A ceasefire between government forces and non-jihadist rebel groups was brokered by rebel backer Turkey and regime ally Russia in December, but violence has continued.
The skies over Aleppo province are busy, with Syrian regime and Russian warplanes as well as US-led coalition aircraft carrying out strikes.
Russia began a military intervention in Syria in September 2015, and in the past has dismissed allegations of civilian deaths in its attacks.
The US-led coalition said earlier this month that its raids in Iraq and Syria had unintentionally killed at least 220 civilians since 2014.

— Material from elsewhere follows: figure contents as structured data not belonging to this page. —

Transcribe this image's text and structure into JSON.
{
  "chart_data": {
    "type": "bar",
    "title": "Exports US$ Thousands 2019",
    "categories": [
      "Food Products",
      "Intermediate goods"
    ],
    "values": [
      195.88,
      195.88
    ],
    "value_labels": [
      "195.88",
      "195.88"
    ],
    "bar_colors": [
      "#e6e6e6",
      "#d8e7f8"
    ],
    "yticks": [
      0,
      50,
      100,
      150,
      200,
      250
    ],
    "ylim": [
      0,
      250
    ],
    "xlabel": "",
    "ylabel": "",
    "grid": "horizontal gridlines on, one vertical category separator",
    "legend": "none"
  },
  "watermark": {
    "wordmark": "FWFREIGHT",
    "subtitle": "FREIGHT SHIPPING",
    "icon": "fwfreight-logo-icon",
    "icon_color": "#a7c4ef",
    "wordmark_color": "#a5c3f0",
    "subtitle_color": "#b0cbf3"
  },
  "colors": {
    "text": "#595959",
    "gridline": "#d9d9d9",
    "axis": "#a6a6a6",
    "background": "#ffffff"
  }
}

Critics say the real number is much higher.
Israel also carried out pre-dawn air strikes in Syria, hitting several targets near the famed desert city of Palmyra which prompted Damascus regime forces to retaliate.
The Syrian army said it had downed one Israeli plane and hit another, but Israel's military insisted the safety of its aircraft had not been compromised.
Israel said it intercepted one missile. Jordanian military sources said missile shrapnel hit the north of the kingdom without causing any casualties.
Israeli Prime Minister Benjamin Netanyahu said the strikes -- the most serious incident between the two countries since the Syrian civil war started in 2011 -- targeted "advanced" weapons bound for Hezbollah.
The Lebanese Shiite movement fought a devastating war with Israel in 2006 and is now fighting alongside the Syrian government.